То, что я решил остаться с семьей, несколько разрядило обстановку в квартире. Отпустив Леонида домой, я предложил Сереже посидеть и обсудить планы. Курочка, сославшись на поздний час, улыбчиво распрощался, но в нем ощущалась большая тревога. Кажется, он слегка дрожал. На прощание он сказал:

– Ты береги себя. На гражданке можно ошибаться, но в Афгане уже нет.

– Я ещё не уехал, Курочка. Заканчивай с похоронами. Обсудим комсомольские планы в понедельник?

Сергей неуверенно кивнул и закрыл за собой дверь. Наверное, он до сих пор не мог поверить, что это всё-таки произойдет.

Все оставшиеся дни Виктория Револиевна ходила грозной и решительной, тогда как Григорий Максимович впал в уныние. В его кабинете было тихо, больше не слышались телефонные переговоры, сам он стал молчаливым, ушедшим в себя. Вечером за ужином у него случилась перепалка с Викторией Револиевной:

– Ты холоден, потому что Андрюша не твой сын.

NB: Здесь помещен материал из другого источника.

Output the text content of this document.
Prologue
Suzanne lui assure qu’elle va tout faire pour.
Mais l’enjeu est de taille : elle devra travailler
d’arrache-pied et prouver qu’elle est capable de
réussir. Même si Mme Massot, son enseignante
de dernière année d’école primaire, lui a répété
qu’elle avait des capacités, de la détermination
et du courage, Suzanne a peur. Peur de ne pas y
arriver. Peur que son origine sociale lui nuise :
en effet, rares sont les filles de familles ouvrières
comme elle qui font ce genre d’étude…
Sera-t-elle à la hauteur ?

Не твоя кровь.

– Он мой, – тихо ответил Григорий Максимович.

Вилка в его руке скользила по тарелке, никак не могла зацепить пельмень.

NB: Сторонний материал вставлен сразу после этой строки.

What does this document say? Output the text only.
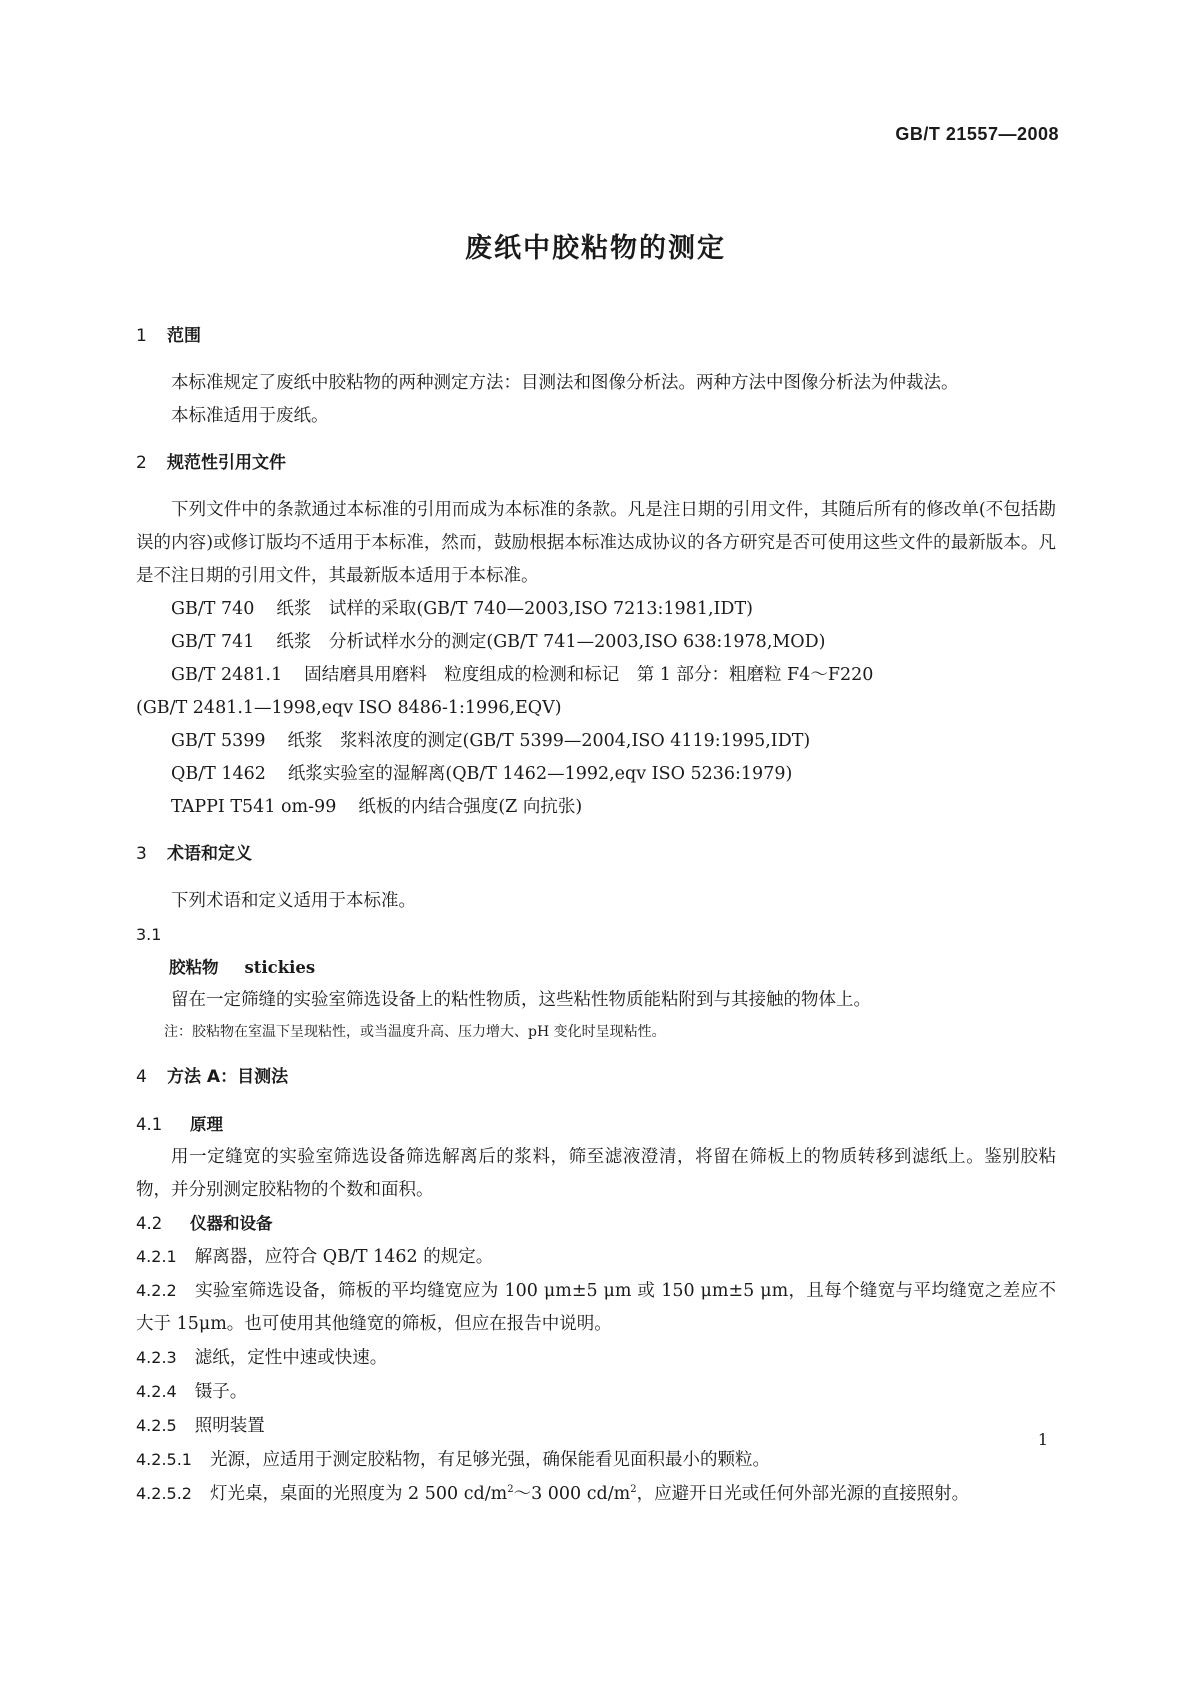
GB/T 21557—2008
废纸中胶粘物的测定
1 范围
本标准规定了废纸中胶粘物的两种测定方法：目测法和图像分析法。两种方法中图像分析法为仲裁法。
本标准适用于废纸。
2 规范性引用文件
下列文件中的条款通过本标准的引用而成为本标准的条款。凡是注日期的引用文件，其随后所有的修改单(不包括勘误的内容)或修订版均不适用于本标准，然而，鼓励根据本标准达成协议的各方研究是否可使用这些文件的最新版本。凡是不注日期的引用文件，其最新版本适用于本标准。
GB/T 740 纸浆　试样的采取(GB/T 740—2003,ISO 7213:1981,IDT)
GB/T 741 纸浆　分析试样水分的测定(GB/T 741—2003,ISO 638:1978,MOD)
GB/T 2481.1 固结磨具用磨料　粒度组成的检测和标记　第 1 部分：粗磨粒 F4～F220
(GB/T 2481.1—1998,eqv ISO 8486-1:1996,EQV)
GB/T 5399 纸浆　浆料浓度的测定(GB/T 5399—2004,ISO 4119:1995,IDT)
QB/T 1462 纸浆实验室的湿解离(QB/T 1462—1992,eqv ISO 5236:1979)
TAPPI T541 om-99 纸板的内结合强度(Z 向抗张)
3 术语和定义
下列术语和定义适用于本标准。
3.1
胶粘物 stickies
留在一定筛缝的实验室筛选设备上的粘性物质，这些粘性物质能粘附到与其接触的物体上。
注：胶粘物在室温下呈现粘性，或当温度升高、压力增大、pH 变化时呈现粘性。
4 方法 A：目测法
4.1 原理
用一定缝宽的实验室筛选设备筛选解离后的浆料，筛至滤液澄清，将留在筛板上的物质转移到滤纸上。鉴别胶粘物，并分别测定胶粘物的个数和面积。
4.2 仪器和设备
4.2.1 解离器，应符合 QB/T 1462 的规定。
4.2.2 实验室筛选设备，筛板的平均缝宽应为 100 μm±5 μm 或 150 μm±5 μm，且每个缝宽与平均缝宽之差应不大于 15μm。也可使用其他缝宽的筛板，但应在报告中说明。
4.2.3 滤纸，定性中速或快速。
4.2.4 镊子。
4.2.5 照明装置
4.2.5.1 光源，应适用于测定胶粘物，有足够光强，确保能看见面积最小的颗粒。
4.2.5.2 灯光桌，桌面的光照度为 2 500 $cd/m^2\sim 3$ 000 $cd/m^2$，应避开日光或任何外部光源的直接照射。
1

– Будь это правдой, Гриша, ты бы сражался как лев. Как левище! – Виктория Револиевна показала нам руками, насколько большим бы он был. – А от тебя никакой помощи.

– Я звонил людям. Зачем ты так со мной?

– Звонил он. Это не твоя кровинушка, потому и усилий ноль. Будь Андрюша твоим сыном, вцепился бы в него и ни шагу назад. Ни шагу! А у тебя на лице чеховская трагедия, всё ходишь в пустых муках и сомнениях. Решительным надо быть, Гриша!

– Прекратите, – вставил я свое слово.

Разговор закончился. Всё остальное время мы ели молча.

Во вторник директор автозавода, нацепив личину отстраненности, уехал к себе на работу, где решил утопиться в рутине. Больше я о нём до самого отъезда ничего не слышал. Виктория Револиевна коротала вечера на кухне, заливала бокал за бокалом, жаловалась на судьбу, на то, как проклята эта несчастная Москва, и что не стоило ей ездить в столицу лимитчицей, а лучше бы осталась в своей Смоленщине.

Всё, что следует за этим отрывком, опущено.